Ahmad Khalil Mayan, the program director at a large Kabul orphanage, is cutting back on the amount of fruit and meat he gives the children each week because the orphanage is running out of money.
For the last two months, since the Afghan Taliban seized control of the country and millions of dollars in aid suddenly dried up, he has been desperately calling and emailing donors, both foreign and local, who supported him before.
“Unfortunately, most of them have left the country — Afghan donors, foreign donors, embassies. When I call them or email them, no one is answering me,” Mayan, 40, told Reuters at the sprawling Shamsa Children’s Village in the north of the capital.
“We are now trying to run the place with very little money and with little food,” he added.
There are around 130 children at the orphanage. Some are as young as 3 years old. It has been operational for more than a decade and provides shelter for those who have lost both parents or just one who cannot afford to keep them.

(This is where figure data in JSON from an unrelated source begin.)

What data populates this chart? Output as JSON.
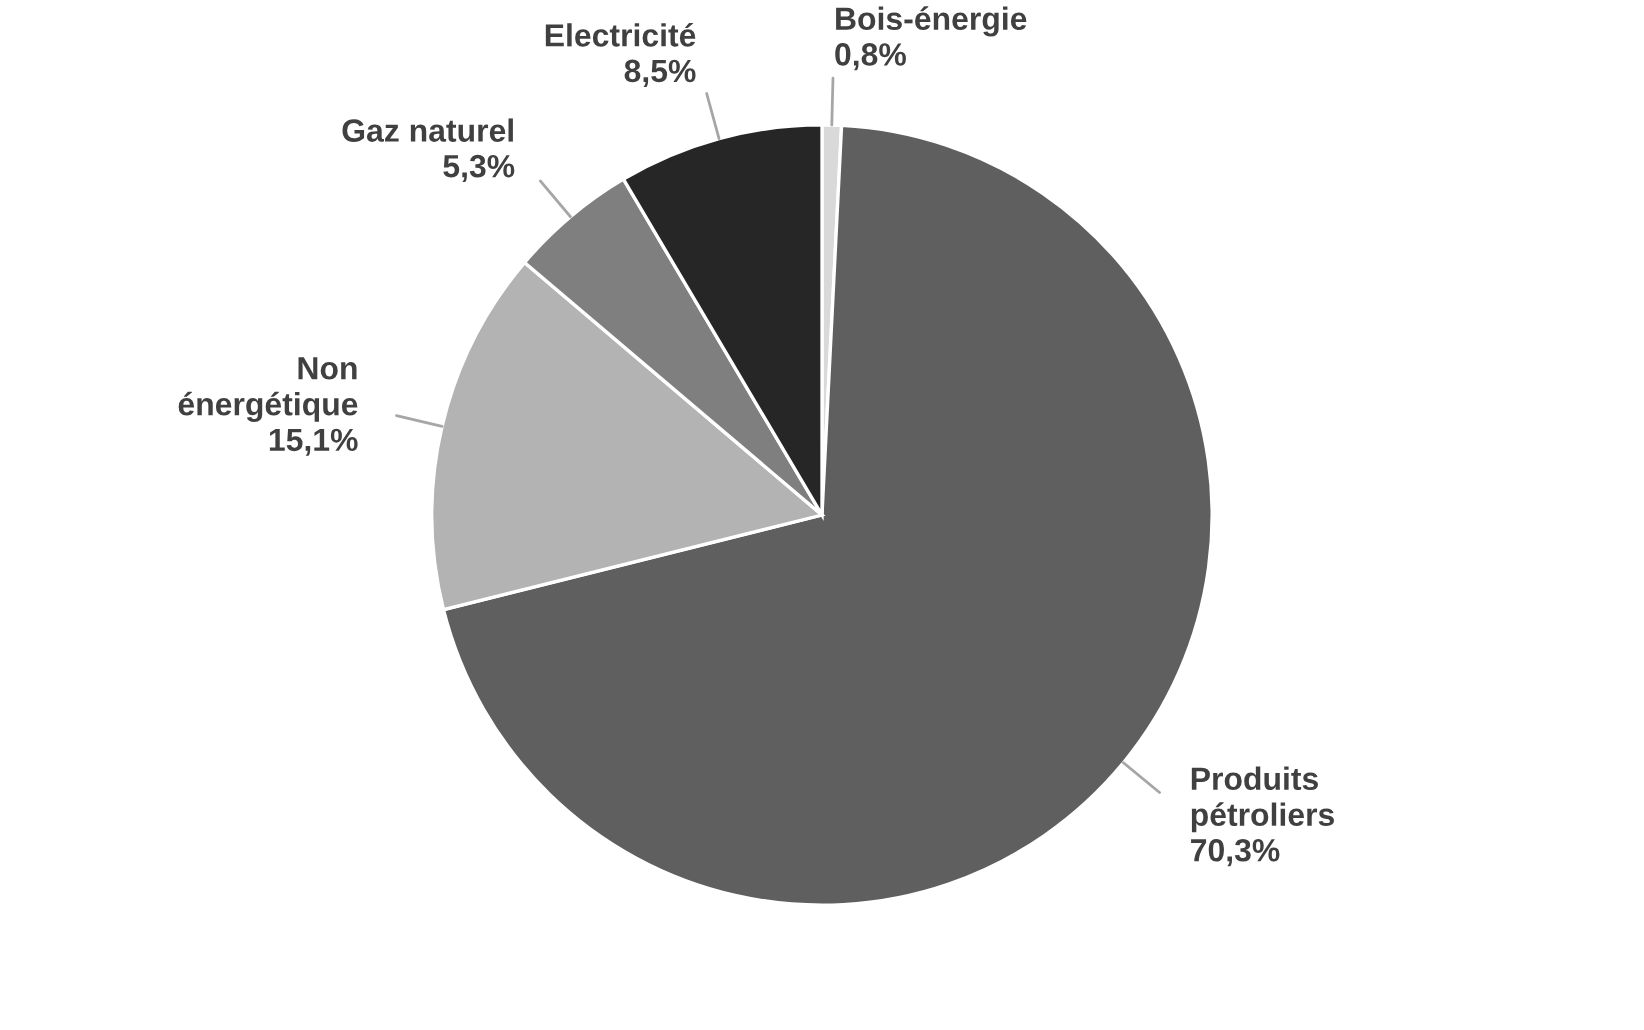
{
  "chart_data": {
    "type": "pie",
    "categories": [
      "Bois-énergie",
      "Produits\npétroliers",
      "Non\nénergétique",
      "Gaz naturel",
      "Electricité"
    ],
    "values": [
      0.8,
      70.3,
      15.1,
      5.3,
      8.5
    ],
    "value_labels": [
      "0,8%",
      "70,3%",
      "15,1%",
      "5,3%",
      "8,5%"
    ],
    "colors": [
      "#d9d9d9",
      "#5f5f5f",
      "#b3b3b3",
      "#7f7f7f",
      "#262626"
    ],
    "legend": false
  }
}
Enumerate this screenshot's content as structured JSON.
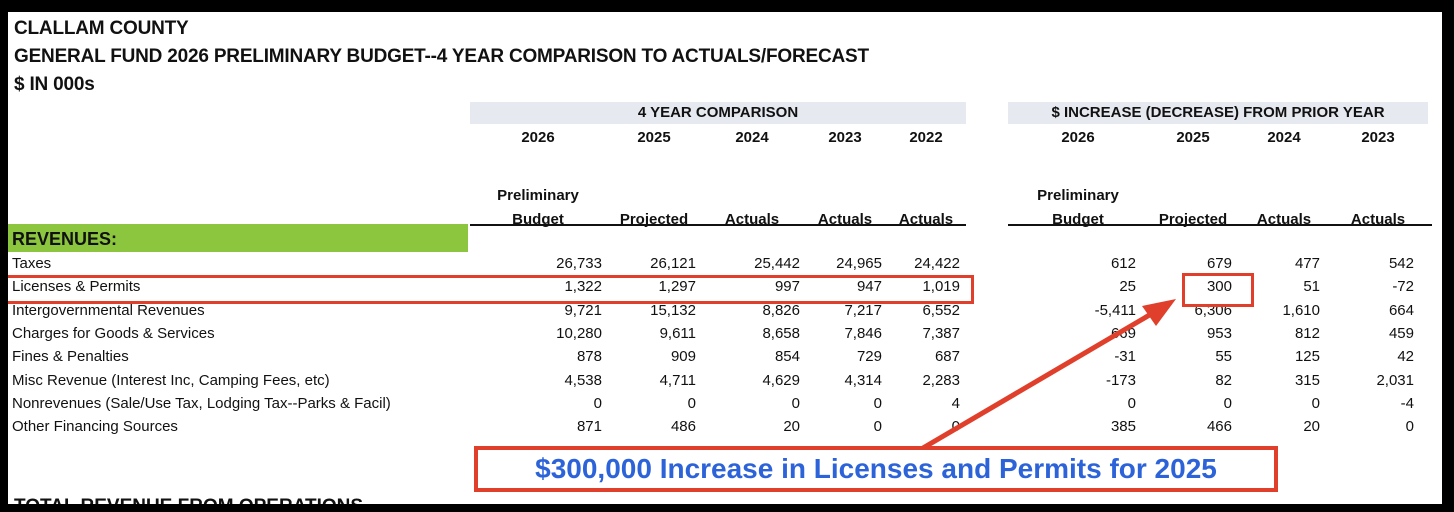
{
  "header": {
    "county": "CLALLAM COUNTY",
    "title": "GENERAL FUND 2026 PRELIMINARY BUDGET--4 YEAR COMPARISON TO ACTUALS/FORECAST",
    "units": "$ IN 000s"
  },
  "comparison": {
    "title": "4 YEAR COMPARISON",
    "years": [
      "2026",
      "2025",
      "2024",
      "2023",
      "2022"
    ],
    "types": [
      "Budget",
      "Projected",
      "Actuals",
      "Actuals",
      "Actuals"
    ],
    "type_prefix": "Preliminary"
  },
  "change": {
    "title": "$ INCREASE (DECREASE) FROM PRIOR YEAR",
    "years": [
      "2026",
      "2025",
      "2024",
      "2023"
    ],
    "types": [
      "Budget",
      "Projected",
      "Actuals",
      "Actuals"
    ],
    "type_prefix": "Preliminary"
  },
  "section_label": "REVENUES:",
  "rows": [
    {
      "label": "Taxes",
      "comp": [
        "26,733",
        "26,121",
        "25,442",
        "24,965",
        "24,422"
      ],
      "chg": [
        "612",
        "679",
        "477",
        "542"
      ]
    },
    {
      "label": "Licenses & Permits",
      "comp": [
        "1,322",
        "1,297",
        "997",
        "947",
        "1,019"
      ],
      "chg": [
        "25",
        "300",
        "51",
        "-72"
      ]
    },
    {
      "label": "Intergovernmental Revenues",
      "comp": [
        "9,721",
        "15,132",
        "8,826",
        "7,217",
        "6,552"
      ],
      "chg": [
        "-5,411",
        "6,306",
        "1,610",
        "664"
      ]
    },
    {
      "label": "Charges for Goods & Services",
      "comp": [
        "10,280",
        "9,611",
        "8,658",
        "7,846",
        "7,387"
      ],
      "chg": [
        "669",
        "953",
        "812",
        "459"
      ]
    },
    {
      "label": "Fines & Penalties",
      "comp": [
        "878",
        "909",
        "854",
        "729",
        "687"
      ],
      "chg": [
        "-31",
        "55",
        "125",
        "42"
      ]
    },
    {
      "label": "Misc Revenue (Interest Inc, Camping Fees, etc)",
      "comp": [
        "4,538",
        "4,711",
        "4,629",
        "4,314",
        "2,283"
      ],
      "chg": [
        "-173",
        "82",
        "315",
        "2,031"
      ]
    },
    {
      "label": "Nonrevenues (Sale/Use Tax, Lodging Tax--Parks & Facil)",
      "comp": [
        "0",
        "0",
        "0",
        "0",
        "4"
      ],
      "chg": [
        "0",
        "0",
        "0",
        "-4"
      ]
    },
    {
      "label": "Other Financing Sources",
      "comp": [
        "871",
        "486",
        "20",
        "0",
        "0"
      ],
      "chg": [
        "385",
        "466",
        "20",
        "0"
      ]
    }
  ],
  "callout": "$300,000 Increase in Licenses and Permits for 2025",
  "cut_off_text": "TOTAL REVENUE FROM OPERATIONS",
  "colors": {
    "highlight": "#e0402b",
    "callout_text": "#2d63d9",
    "revenues_bg": "#8cc63f"
  }
}
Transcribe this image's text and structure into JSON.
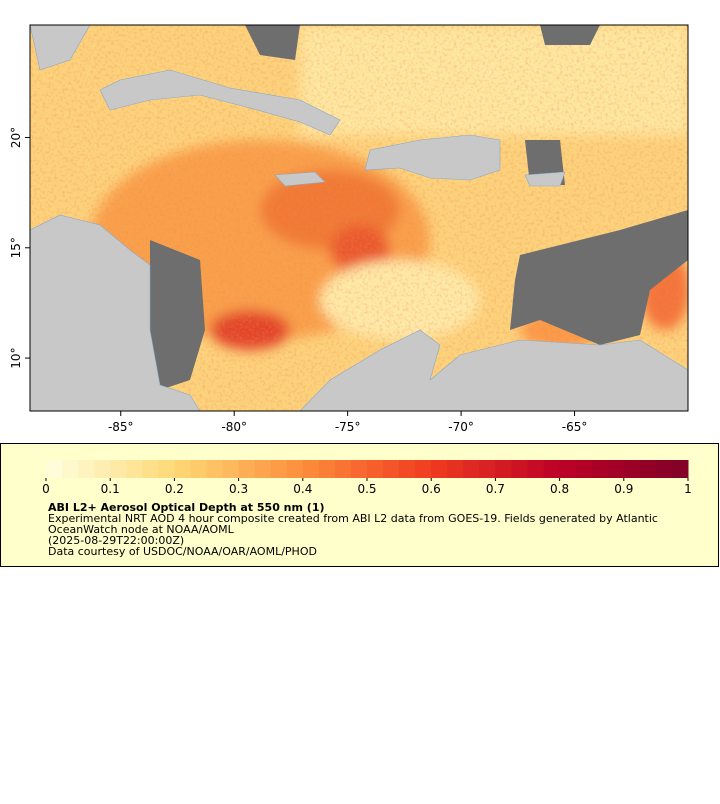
{
  "map": {
    "xlim": [
      -89,
      -60
    ],
    "ylim": [
      7.6,
      25.1
    ],
    "xticks": [
      {
        "value": -85,
        "label": "-85°"
      },
      {
        "value": -80,
        "label": "-80°"
      },
      {
        "value": -75,
        "label": "-75°"
      },
      {
        "value": -70,
        "label": "-70°"
      },
      {
        "value": -65,
        "label": "-65°"
      }
    ],
    "yticks": [
      {
        "value": 10,
        "label": "10°"
      },
      {
        "value": 15,
        "label": "15°"
      },
      {
        "value": 20,
        "label": "20°"
      }
    ]
  },
  "legend": {
    "title": "ABI L2+ Aerosol Optical Depth at 550 nm (1)",
    "lines": [
      "Experimental NRT AOD 4 hour composite created from ABI L2 data from GOES-19. Fields generated by Atlantic",
      "OceanWatch node at NOAA/AOML",
      "(2025-08-29T22:00:00Z)",
      "Data courtesy of USDOC/NOAA/OAR/AOML/PHOD"
    ],
    "colorbar": {
      "lim": [
        0,
        1
      ],
      "ticks": [
        0,
        0.1,
        0.2,
        0.3,
        0.4,
        0.5,
        0.6,
        0.7,
        0.8,
        0.9,
        1
      ],
      "colors": [
        "#ffffe0",
        "#fed976",
        "#fd8d3c",
        "#f03b20",
        "#bd0026",
        "#800026"
      ],
      "steps": 40
    }
  }
}
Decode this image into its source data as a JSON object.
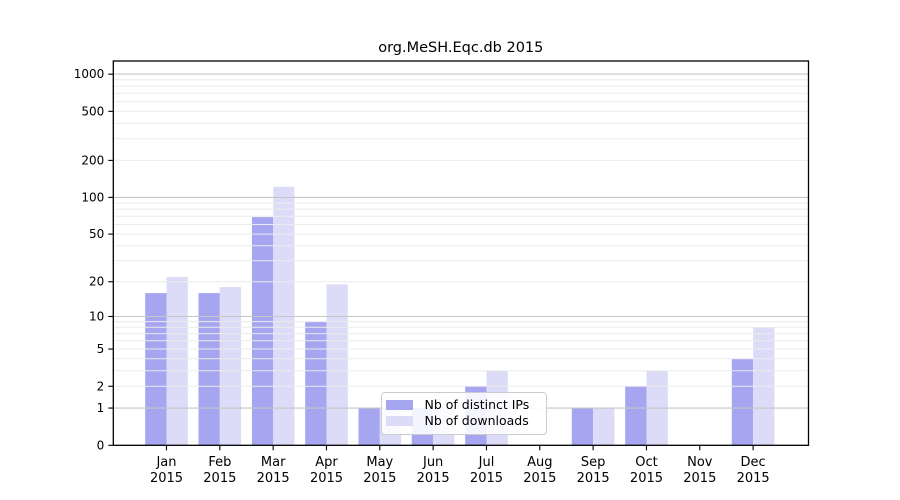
{
  "chart_data": {
    "type": "bar",
    "title": "org.MeSH.Eqc.db 2015",
    "x": {
      "categories": [
        "Jan",
        "Feb",
        "Mar",
        "Apr",
        "May",
        "Jun",
        "Jul",
        "Aug",
        "Sep",
        "Oct",
        "Nov",
        "Dec"
      ],
      "year_label": "2015"
    },
    "series": [
      {
        "name": "Nb of distinct IPs",
        "color": "#a5a5f0",
        "values": [
          16,
          16,
          69,
          9,
          1,
          1,
          2,
          0,
          1,
          2,
          0,
          4
        ]
      },
      {
        "name": "Nb of downloads",
        "color": "#dcdcf8",
        "values": [
          22,
          18,
          122,
          19,
          1,
          1,
          3,
          0,
          1,
          3,
          0,
          8
        ]
      }
    ],
    "yscale": "log1p",
    "yticks": [
      0,
      1,
      2,
      5,
      10,
      20,
      50,
      100,
      200,
      500,
      1000
    ],
    "ylim": [
      0,
      1270
    ],
    "grid": true,
    "legend_position": "bottom-center",
    "colors": {
      "grid_minor": "#ebebeb",
      "grid_major": "#c6c6c6",
      "axis": "#000000",
      "legend_border": "#cccccc",
      "legend_bg": "#ffffff"
    }
  }
}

Among them is 9-year-old Samira from northeastern Badakhshan province who has been at the orphanage for almost two years after her father died and her mother did not have the means to support her or her brothers.
In the playground outside on a cool day in Kabul, she plays with as much intensity as she studies, grinning widely as she goes higher on the swing. Despite her young age, she is already taking extra classes and wants to be a doctor when she grows up.
“I want to serve my homeland and save others from disease and I also want other girls to study so that they become a doctor like me in the future,” she told Reuters, with a sheepish grin.
Orphanages like this play an outsize role in Afghanistan, where tens of thousands of civilians have been killed in wars that have ravaged the country for more than 40 years.
The lack of funding, which has hit charities, non-governmental organizations and ordinary Afghans since the hardline Islamist Taliban movement took back control of the country, is forcing Mayan into tough choices.
The orphanage tried to send a few children back to relatives who were comparatively well off, but one by one they have returned.
Mayan said staff have had to reduce food portions and limit the types of food children eat.
“Before we were providing them twice a week fruit and twice a week meat, but we cut those items to just once a week or maybe not even [that much],” he said.
Facing an economic crisis as winter approaches, Taliban officials have urged Western governments to resume aid donations and called on the United States to lift a block on more than $9 billion of Afghan central bank reserves held overseas.
Many countries have refused to recognize the Taliban, which, until recently, were a jihadist insurgency fighting foreign troops and their Afghan allies.
Some governments are demanding that the group guarantees basic civil freedoms, including allowing girls to attend secondary school and women to work.
The Taliban, which banned all girls’ education when they ruled from 1996-2001, have said they are working on the issue.
Compounding the orphanage’s problems is the weekly limit of $200 on bank withdrawals to avoid a run on hard currency, meaning access to funds is not enough to support the children and staff.
Mayan fears that if the situation continues, the orphanage will not be able to function much longer.
That would be devastating for the children, who receive mathematics, English and computer lessons as well as physical education, not to mention food and shelter.
Samira, the aspiring doctor, is still able to go to school outside the orphanage premises because of her age and she attends extra tuition classes in the afternoon to get ahead.
Hardship has not dented her ambition, but she also recognizes that in order to achieve her goals, she may have to go abroad to study.
“I am not allowed to study here,” she said.